Whether you like it or not, customers are publishing feedback on your products and services on the internet and via social networking sites like Twitter and Facebook. What your customers say is incredibly valuable. Positive feedback boosts business and criticism can help you to improve your offering, says Chris Barling of SellerDeck
The spectacular rise of Facebook and Twitter have led to enormous business interest in social networking. Despite the talk, I believe there have been limited examples of profitable activities. Arguably, the customer feedback arising from social networking is the exception, and it is this that is currently helpful to businesses.
It’s a fact that every significant business now gets feedback spread across the web, and it doesn’t matter whether they want it or not. This is a big change. Before the internet, dissatisfied customers had limited options. Sure, they could ring the company and maybe tell their friends. There was Trading Standards or even legal action, but none were serious threats.
Today, it’s different. As a result, it’s hard to find any reason why a serious online retailer would want to avoid having user-generated reviews of products and services on their site. It ensures that there’s plenty of good feedback to balance out any bad. It provides management with information and brings problems quickly to the fore, enabling them to be fixed before they get out of hand.

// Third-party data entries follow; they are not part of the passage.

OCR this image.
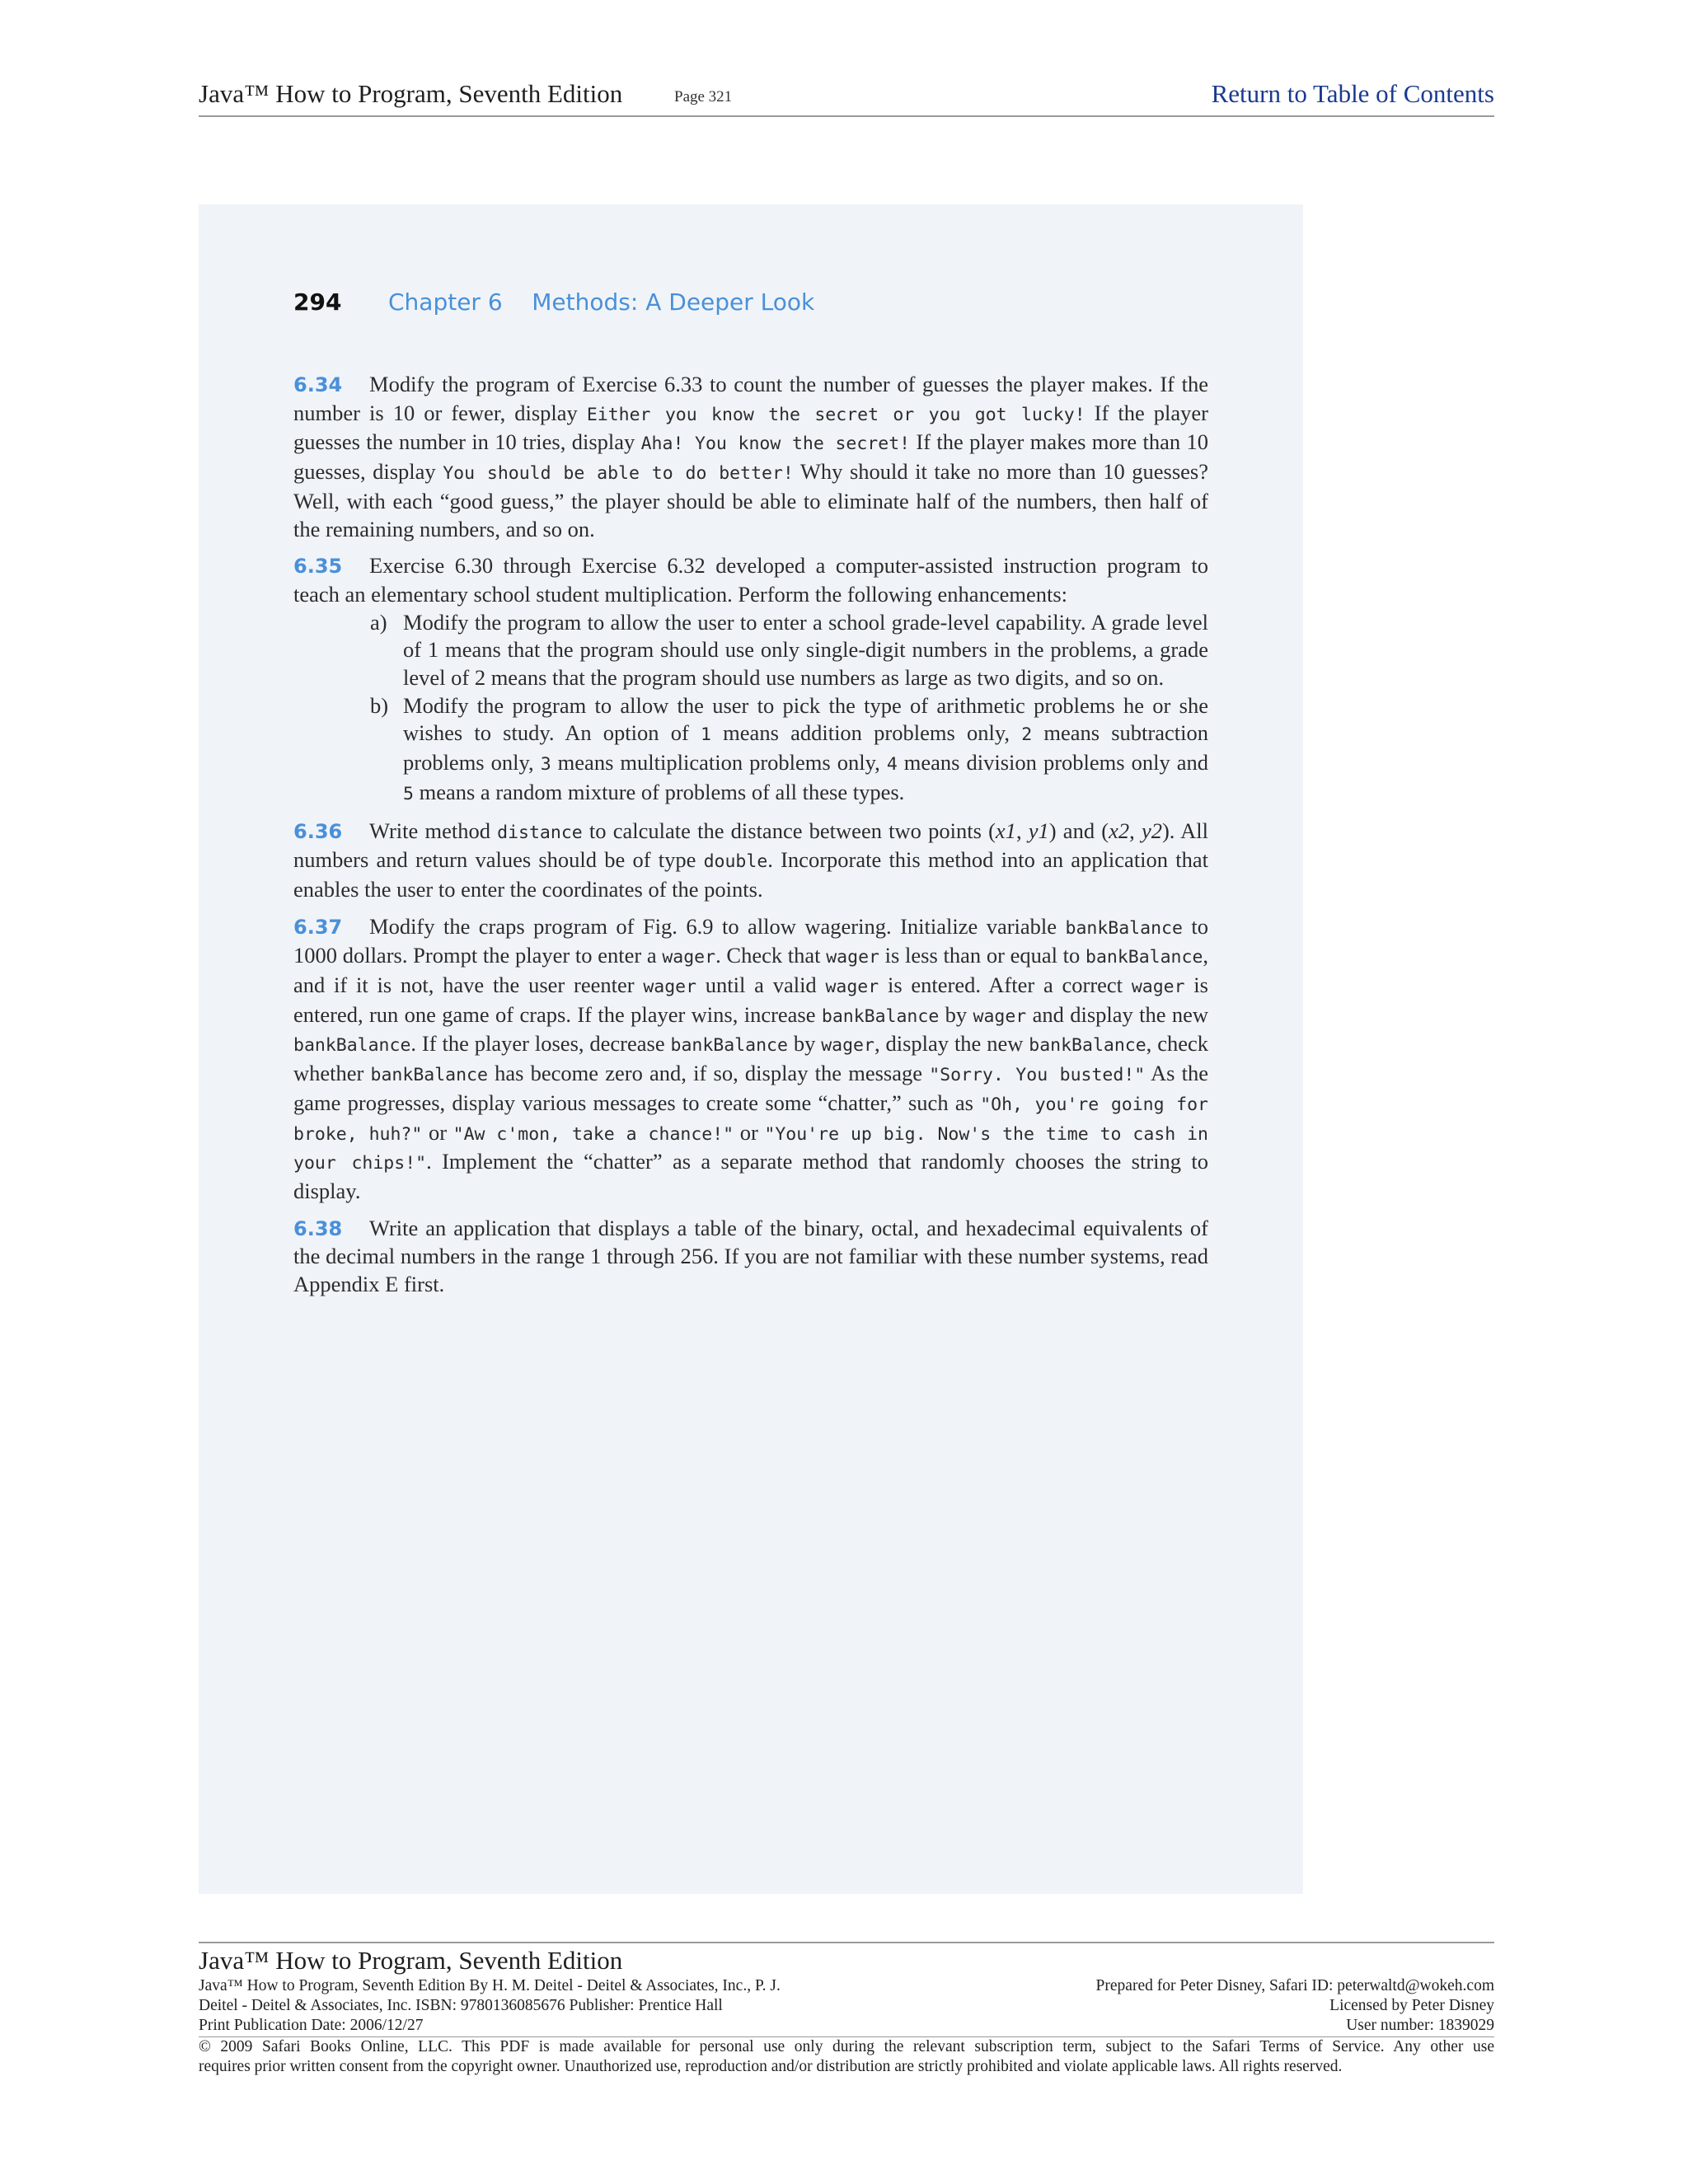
Java™ How to Program, Seventh Edition	Page 321	Return to Table of Contents
294 Chapter 6    Methods: A Deeper Look
6.34 Modify the program of Exercise 6.33 to count the number of guesses the player makes. If the number is 10 or fewer, display Either you know the secret or you got lucky! If the player guesses the number in 10 tries, display Aha! You know the secret! If the player makes more than 10 guesses, display You should be able to do better! Why should it take no more than 10 guesses? Well, with each “good guess,” the player should be able to eliminate half of the numbers, then half of the remaining numbers, and so on.
6.35 Exercise 6.30 through Exercise 6.32 developed a computer-assisted instruction program to teach an elementary school student multiplication. Perform the following enhancements:
a) Modify the program to allow the user to enter a school grade-level capability. A grade level of 1 means that the program should use only single-digit numbers in the problems, a grade level of 2 means that the program should use numbers as large as two digits, and so on.
b) Modify the program to allow the user to pick the type of arithmetic problems he or she wishes to study. An option of 1 means addition problems only, 2 means subtraction problems only, 3 means multiplication problems only, 4 means division problems only and 5 means a random mixture of problems of all these types.
6.36 Write method distance to calculate the distance between two points (x1, y1) and (x2, y2). All numbers and return values should be of type double. Incorporate this method into an application that enables the user to enter the coordinates of the points.
6.37 Modify the craps program of Fig. 6.9 to allow wagering. Initialize variable bankBalance to 1000 dollars. Prompt the player to enter a wager. Check that wager is less than or equal to bankBalance, and if it is not, have the user reenter wager until a valid wager is entered. After a correct wager is entered, run one game of craps. If the player wins, increase bankBalance by wager and display the new bankBalance. If the player loses, decrease bankBalance by wager, display the new bankBalance, check whether bankBalance has become zero and, if so, display the message "Sorry. You busted!" As the game progresses, display various messages to create some “chatter,” such as "Oh, you're going for broke, huh?" or "Aw c'mon, take a chance!" or "You're up big. Now's the time to cash in your chips!". Implement the “chatter” as a separate method that randomly chooses the string to display.
6.38 Write an application that displays a table of the binary, octal, and hexadecimal equivalents of the decimal numbers in the range 1 through 256. If you are not familiar with these number systems, read Appendix E first.
Java™ How to Program, Seventh Edition
Java™ How to Program, Seventh Edition By H. M. Deitel - Deitel & Associates, Inc., P. J.
Deitel - Deitel & Associates, Inc. ISBN: 9780136085676 Publisher: Prentice Hall
Print Publication Date: 2006/12/27
Prepared for Peter Disney, Safari ID: peterwaltd@wokeh.com
Licensed by Peter Disney
User number: 1839029
© 2009 Safari Books Online, LLC. This PDF is made available for personal use only during the relevant subscription term, subject to the Safari Terms of Service. Any other use
requires prior written consent from the copyright owner. Unauthorized use, reproduction and/or distribution are strictly prohibited and violate applicable laws. All rights reserved.
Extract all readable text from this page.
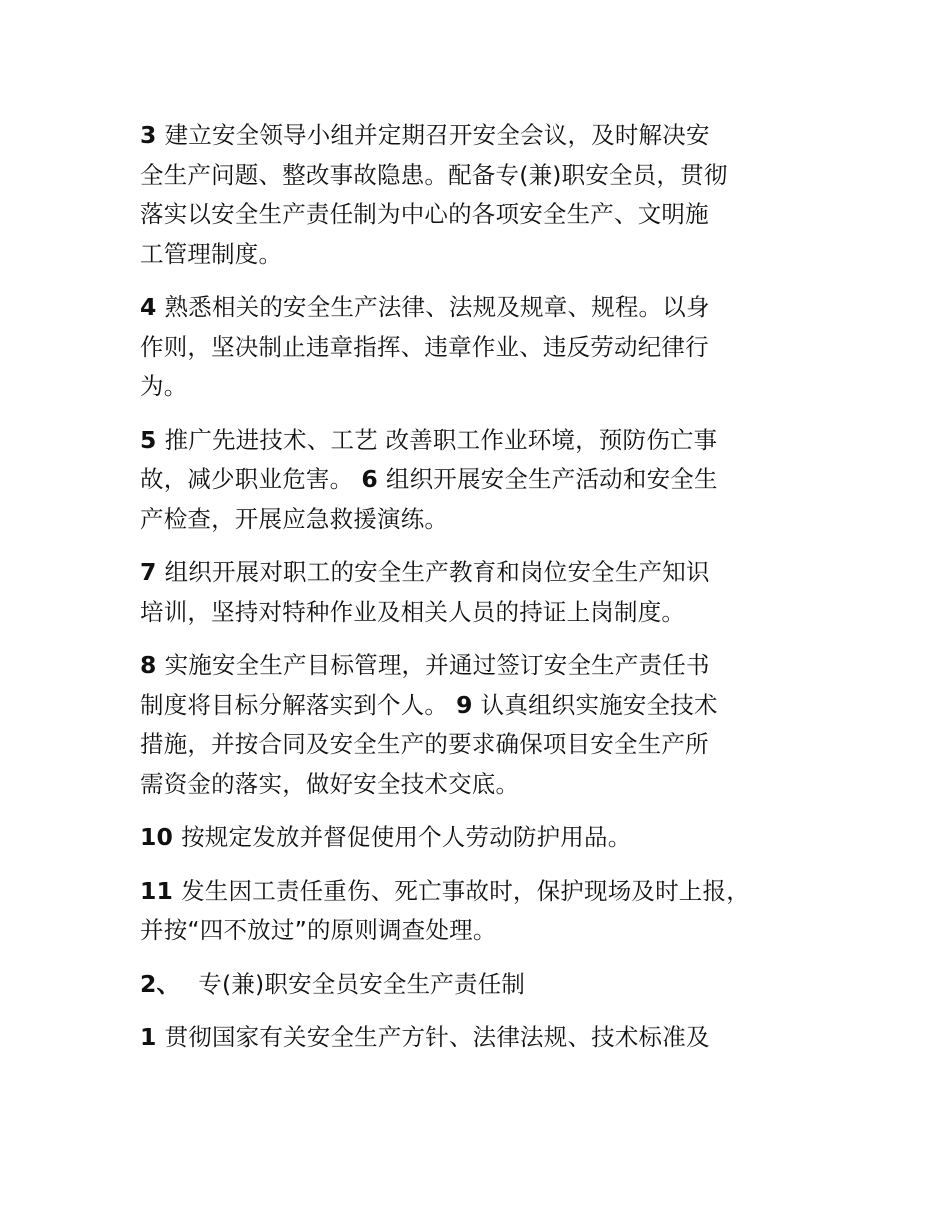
3 建立安全领导小组并定期召开安全会议，及时解决安
全生产问题、整改事故隐患。配备专(兼)职安全员，贯彻
落实以安全生产责任制为中心的各项安全生产、文明施
工管理制度。

4 熟悉相关的安全生产法律、法规及规章、规程。以身
作则，坚决制止违章指挥、违章作业、违反劳动纪律行
为。

5 推广先进技术、工艺 改善职工作业环境，预防伤亡事
故，减少职业危害。 6 组织开展安全生产活动和安全生
产检查，开展应急救援演练。

7 组织开展对职工的安全生产教育和岗位安全生产知识
培训，坚持对特种作业及相关人员的持证上岗制度。

8 实施安全生产目标管理，并通过签订安全生产责任书
制度将目标分解落实到个人。 9 认真组织实施安全技术
措施，并按合同及安全生产的要求确保项目安全生产所
需资金的落实，做好安全技术交底。

10 按规定发放并督促使用个人劳动防护用品。

11 发生因工责任重伤、死亡事故时，保护现场及时上报，
并按“四不放过”的原则调查处理。

2、 专(兼)职安全员安全生产责任制

1 贯彻国家有关安全生产方针、法律法规、技术标准及
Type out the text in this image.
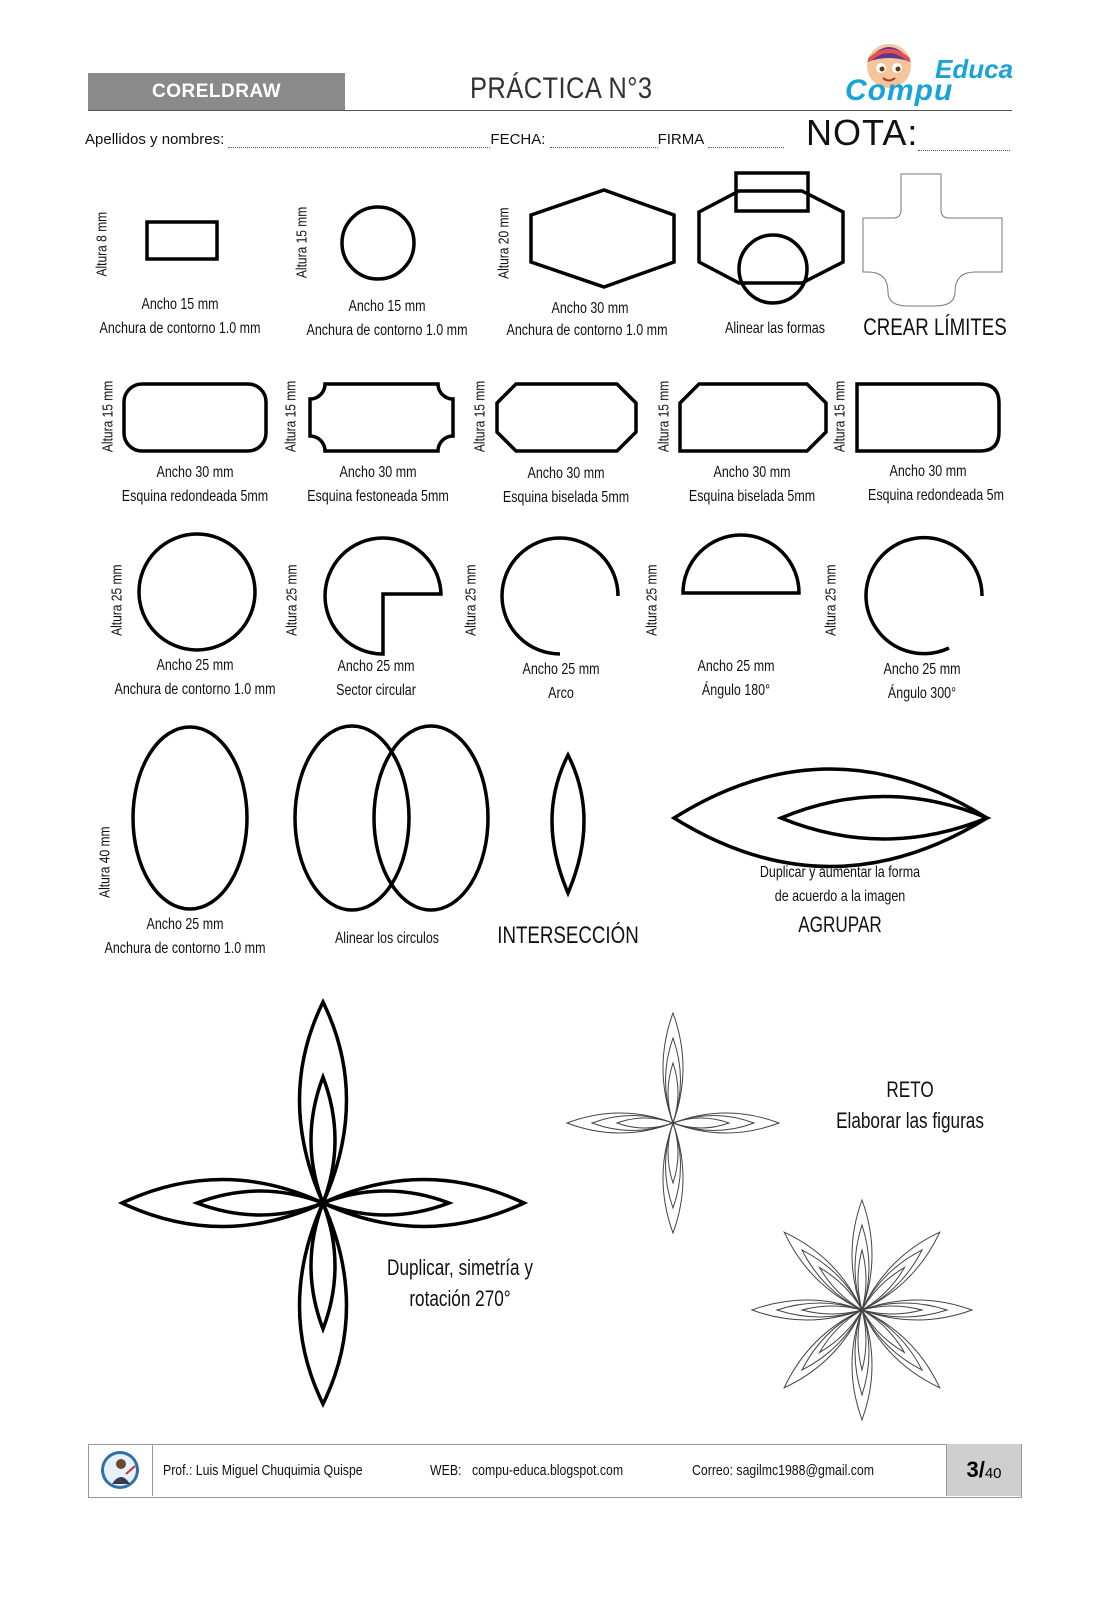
CORELDRAW	PRÁCTICA N°3
Educa
Compu
Apellidos y nombres:	FECHA:	FIRMA	NOTA:
Altura 8 mm	Altura 15 mm	Altura 20 mm
Altura 15 mm	Altura 15 mm	Altura 15 mm	Altura 15 mm	Altura 15 mm
Altura 25 mm	Altura 25 mm	Altura 25 mm	Altura 25 mm	Altura 25 mm
Altura 40 mm
Ancho 15 mm
Anchura de contorno 1.0 mm
Ancho 15 mm
Anchura de contorno 1.0 mm
Ancho 30 mm
Anchura de contorno 1.0 mm	Alinear las formas	CREAR LÍMITES
Ancho 30 mm
Esquina redondeada 5mm
Ancho 30 mm
Esquina festoneada 5mm
Ancho 30 mm
Esquina biselada 5mm
Ancho 30 mm
Esquina biselada 5mm
Ancho 30 mm
Esquina redondeada 5m
Ancho 25 mm
Anchura de contorno 1.0 mm
Ancho 25 mm
Sector circular
Ancho 25 mm
Arco
Ancho 25 mm
Ángulo 180°
Ancho 25 mm
Ángulo 300°
Ancho 25 mm
Anchura de contorno 1.0 mm
Alinear los circulos	INTERSECCIÓN
Duplicar y aumentar la forma
de acuerdo a la imagen
AGRUPAR
Duplicar, simetría y
rotación 270°
RETO
Elaborar las figuras
Prof.: Luis Miguel Chuquimia Quispe	WEB: compu-educa.blogspot.com	Correo: sagilmc1988@gmail.com	3/ 40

Implemented in the right way, feedback can add significant depth and a feeling of integrity to product pages. It can’t easily be copied by competitors and the variety of text is attractive to search engines — the most relevant and latest keywords will automatically be used by customers. Google now has specific feedback tags, putting the information straight into its results page.
With the assumption that good quality service is your aim, great comments from previous buyers makes it easier for prospects to turn into customers. Research shows it’s likely that you can exceed a 10% rise in sales from a good feedback system, as well as reaping the benefits from improved search engine positions.
There are two choices for dealing with customer comments: they can be managed by you or by an independent third party. The second option seems crazy — why would you want to give up the option to edit or delete venomous comments? But if you tamper with feedback, you risk an even stronger negative reaction. And no one likes censorship.
Keeping negative comments on your site makes them less likely to appear elsewhere and ensures that you can reply showing what action you took. Personally, when I look at feedback I search for some negative comments. In my mind this validates the positive. Every business gets things wrong occasionally and everyone has awkward customers. Feedback that sounds like marketing copy is feedback to be ignored. The negative endorses the validity of the positive, and the way you deal with problems enhances your image.
There are good reasons for restricting feedback to actual customers. They are actively engaged, you can directly solicit feedback from them and make it easy to respond. In practice, much more feedback will be delivered by targeting your own customers.
That approach also excludes competitors and prevents disgruntled customers feeding back repeatedly. This is a real problem with unrestricted feedback systems.
Social networking is becoming the norm. Buyers expect a much more interactive experience, and they are less and less impressed with marketing copy. It’s an accepted truth that listening to customers is critical, but previously it was still possible to run a company while ignoring this virtue.
The choice is now between helping customers to provide feedback that can grow your sales, or ignoring the issue and not being sure what happens. This is an important and growing area that every web store needs to consider.